The Bullitt Foundation is winding down and will cease giving grants in 2024. It will maintain the Bullitt Center as a “gift to the Northwest environmental community” and provide office space to green groups “in perpetuity at significantly below market rates.”

Similarly, Bullitt has long planned for the post-Harriet future. She and Patsy Collins held onto classic KING-FM when the family sold the TV stations, later spinning it off as a non-profit. In 2019, the Sleeping Lady resort was gifted to the Icicle Fund, Harriet’s primary philanthropic group, which supports arts and environmental giving as well as the natural and cultural history of North Central Washington.

She even did a kind of early sendoff, inviting guests to overnight at Sleeping Lady for a 90th birthday bash held when she had just turned 89. A touching, funny tribute was delivered by husband Alex, along with fulsome words from Gov. Jay Inslee.  In this case, even politician praise was understated.

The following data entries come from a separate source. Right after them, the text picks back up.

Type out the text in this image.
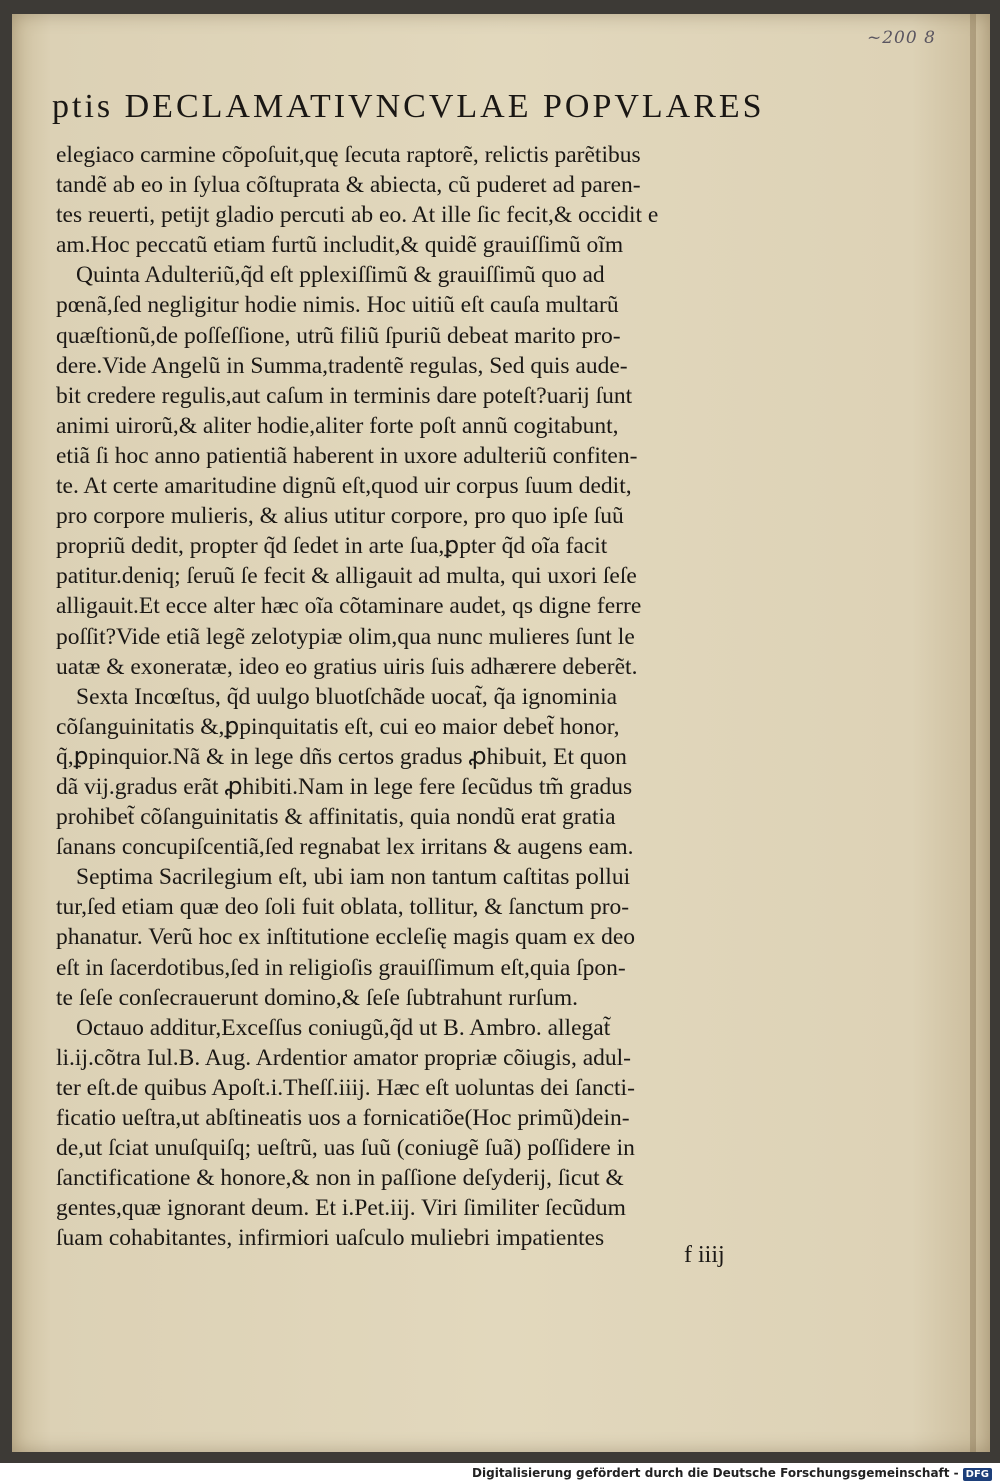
~200 8
ptis DECLAMATIVNCVLAE POPVLARES
elegiaco carmine cõpoſuit,quę ſecuta raptorẽ, relictis parẽtibus
tandẽ ab eo in ſylua cõſtuprata & abiecta, cũ puderet ad paren-
tes reuerti, petijt gladio percuti ab eo. At ille ſic fecit,& occidit e
am.Hoc peccatũ etiam furtũ includit,& quidẽ grauiſſimũ oĩm
Quinta Adulteriũ,q̃d eſt pplexiſſimũ & grauiſſimũ quo ad
pœnã,ſed negligitur hodie nimis. Hoc uitiũ eſt cauſa multarũ
quæſtionũ,de poſſeſſione, utrũ filiũ ſpuriũ debeat marito pro-
dere.Vide Angelũ in Summa,tradentẽ regulas, Sed quis aude-
bit credere regulis,aut caſum in terminis dare poteſt?uarij ſunt
animi uirorũ,& aliter hodie,aliter forte poſt annũ cogitabunt,
etiã ſi hoc anno patientiã haberent in uxore adulteriũ confiten-
te. At certe amaritudine dignũ eſt,quod uir corpus ſuum dedit,
pro corpore mulieris, & alius utitur corpore, pro quo ipſe ſuũ
propriũ dedit, propter q̃d ſedet in arte ſua,ꝑpter q̃d oĩa facit
patitur.deniq; ſeruũ ſe fecit & alligauit ad multa, qui uxori ſeſe
alligauit.Et ecce alter hæc oĩa cõtaminare audet, qs digne ferre
poſſit?Vide etiã legẽ zelotypiæ olim,qua nunc mulieres ſunt le
uatæ & exoneratæ, ideo eo gratius uiris ſuis adhærere deberẽt.
Sexta Incœſtus, q̃d uulgo bluotſchãde uocat̃, q̃a ignominia
cõſanguinitatis &,ꝑpinquitatis eſt, cui eo maior debet̃ honor,
q̃,ꝑpinquior.Nã & in lege dñs certos gradus ꝓhibuit, Et quon
dã vij.gradus erãt ꝓhibiti.Nam in lege fere ſecũdus tm̃ gradus
prohibet̃ cõſanguinitatis & affinitatis, quia nondũ erat gratia
ſanans concupiſcentiã,ſed regnabat lex irritans & augens eam.
Septima Sacrilegium eſt, ubi iam non tantum caſtitas pollui
tur,ſed etiam quæ deo ſoli fuit oblata, tollitur, & ſanctum pro-
phanatur. Verũ hoc ex inſtitutione eccleſię magis quam ex deo
eſt in ſacerdotibus,ſed in religioſis grauiſſimum eſt,quia ſpon-
te ſeſe conſecrauerunt domino,& ſeſe ſubtrahunt rurſum.
Octauo additur,Exceſſus coniugũ,q̃d ut B. Ambro. allegat̃
li.ij.cõtra Iul.B. Aug. Ardentior amator propriæ cõiugis, adul-
ter eſt.de quibus Apoſt.i.Theſſ.iiij. Hæc eſt uoluntas dei ſancti-
ficatio ueſtra,ut abſtineatis uos a fornicatiõe(Hoc primũ)dein-
de,ut ſciat unuſquiſq; ueſtrũ, uas ſuũ (coniugẽ ſuã) poſſidere in
ſanctificatione & honore,& non in paſſione deſyderij, ſicut &
gentes,quæ ignorant deum. Et i.Pet.iij. Viri ſimiliter ſecũdum
ſuam cohabitantes, infirmiori uaſculo muliebri impatientes
f iiij
Digitalisierung gefördert durch die Deutsche Forschungsgemeinschaft - DFG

“She is dancing in heaven,” said State Sen. Linda Evans Parlette, R-Wenatchee, one (of few) Republicans to gain Harriet’s support.

Joel Connelly
Joel Connelly
I worked for Seattle Post-Intelligencer from 1973 until it ceased print publication in 2009, and SeattlePI.com from 2009 to 6/30/2020. During that time, I wrote about 9 presidential races, 11 Canadian and British Columbia elections‎, four doomed WPPSS nuclear plants, six Washington wilderness battles, creation of two national Monuments (Hanford Reach and San Juan Islands), a 104 million acre Alaska Lands Act, plus the Columbia Gorge National Scenic Area.

4 COMMENTS

    • The Bullitt family commissioned a number of books among themselves about themselves and their ancestry, endeavors and individual members. Please read the late Delphine Haley’s magnificent “Dorothy Bullitt – an Uncommon Life,” published in 1995 by Sasquach Books, as a starter. Delphine was employed by the family(she earlier wrote for/edited Harriet’s Pacific Search) to interview their mother over an extensive period for this work. Lawrence Kreisman’s 1992 “The Stimson Legacy – Architecture in the Urban West” published by “Willows Press” (named for the Stimson property near Redmond), with the address of the Stimson-Green Mansion on Seattle’s First Hill, owned by Patsy (Priscilla) Bullitt Collins, who eventually donated it (her grandparents’ home) to be the HQ of the Washington Trust for Historic Preservation. Stim wrote several books involving his family heritage and his own life. These should be found in libraries and maybe on line somewhere. Their cousin Tom Stimson Bayley (yes, a cousin of Chris. Tom is a descendant of Emma Baillargeon Stimson, Harriet’s aunt) wrote “The Stimson Family” published by “Ballard Printing and Publishing” in 1976. The Stimson Marina property is located in that neighborhood. More recently, Patsy’s niece Dorothy Bullitt authored a memoir of her own and underwrote a memoir written by journalist Sam Sperry about her late mother, Kay. There’s more out there, but that should get the curious started on an exploration of this unique family.

  1. Where do you begin with Harriet Bullitt? Imaginative, Creative, Generous, Visionary, Committed, Collaborative and Supportive – you run out of superlatives to describe her. . For me she was also a dear friend who provide me with an early and later career opportunities to share my ideas and work. She was also a colleague who thoughtfully weighed in on important matters relative to the next generation’s sense of responsibility to our northwest environment.. Such a singular and positive presence in our lives endures. My heart felt thanks to Harriet.